Os critérios dos padres sinodais para trabalhar estas questões delicadas são três: escuta, olhar fixo em Cristo e discernimento "à luz do Senhor Jesus". A Igreja, "casa paterna" e "tocha em meio às pessoas", tem o trabalho de acompanhar com paciência, delicadeza, atenção e cuidado os seus filhos mais frágeis, "marcados pelo amor ferido e perdido".
Reconhece-se assim a necessidade de "uma palavra de esperança e de sentido" para estas pessoas, acolhendo-as com a sua existência concreta, sabendo-se "sustentar a busca, alentar o desejo de Deus e a vontade de fazer parte da Igreja plenamente, inclusive por parte de quem experimentou o fracasso ou está nas situações mais desesperadas".

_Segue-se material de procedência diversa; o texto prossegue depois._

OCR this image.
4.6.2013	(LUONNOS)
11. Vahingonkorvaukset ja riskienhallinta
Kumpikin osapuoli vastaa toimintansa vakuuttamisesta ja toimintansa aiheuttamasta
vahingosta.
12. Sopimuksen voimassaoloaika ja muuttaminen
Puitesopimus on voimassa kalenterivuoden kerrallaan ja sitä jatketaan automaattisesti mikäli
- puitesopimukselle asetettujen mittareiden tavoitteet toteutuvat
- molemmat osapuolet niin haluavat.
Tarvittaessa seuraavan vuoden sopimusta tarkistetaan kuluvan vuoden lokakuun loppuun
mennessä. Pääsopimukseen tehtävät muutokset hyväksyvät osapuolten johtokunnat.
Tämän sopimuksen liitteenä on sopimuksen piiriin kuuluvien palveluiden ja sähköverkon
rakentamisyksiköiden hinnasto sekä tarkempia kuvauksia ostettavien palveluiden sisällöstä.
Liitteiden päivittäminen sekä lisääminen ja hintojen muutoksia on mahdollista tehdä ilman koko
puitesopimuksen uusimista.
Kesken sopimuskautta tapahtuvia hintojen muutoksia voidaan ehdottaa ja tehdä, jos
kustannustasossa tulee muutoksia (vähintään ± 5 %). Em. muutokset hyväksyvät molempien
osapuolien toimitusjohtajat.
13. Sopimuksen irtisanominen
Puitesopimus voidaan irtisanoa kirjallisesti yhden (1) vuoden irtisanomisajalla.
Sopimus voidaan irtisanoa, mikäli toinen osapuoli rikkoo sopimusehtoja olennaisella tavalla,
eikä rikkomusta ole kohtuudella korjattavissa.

Nesta linha, pede-se um discernimento espiritual "sobre as convivências, os casamentos civis e os divorciados recasados", porque "compete à Igreja reconhecer estas ‘sementes do Verbo’ dispersas para além dos seus confins visíveis e sacramentais".
"A Igreja se volta com respeito àqueles que participam da sua vida de modo incompleto e imperfeito, apreciando mais os valores positivos que eles guardam do que os seus limites e faltas".
Além de "curar as feridas" dos divorciados recasados, a Igreja é chamada também a acolher as pessoas homossexuais que "têm dons e qualidades para oferecer à comunidade cristã". A questão homossexual "nos interpela a uma reflexão séria sobre como elaborar caminhos realistas de crescimento afetivo e de maturidade humana e evangélica, integrando a dimensão sexual". Não fica nenhuma dúvida no ar quanto ao fato de que "as uniões entre pessoas do mesmo sexo não podem ser equiparadas ao matrimônio entre um homem e uma mulher". Também "não é aceitável que se queiram exercer pressões sobre a atitude dos pastores ou que organismos internacionais condicionem ajudas financeiras à adoção de normas inspiradas pela ideologia de gênero". A Igreja, afirma a relatio, presta atenção especial às crianças que vivem com casais do mesmo sexo, reiterando que, em primeiro lugar, devem estar sempre as exigências e os direitos dos pequenos.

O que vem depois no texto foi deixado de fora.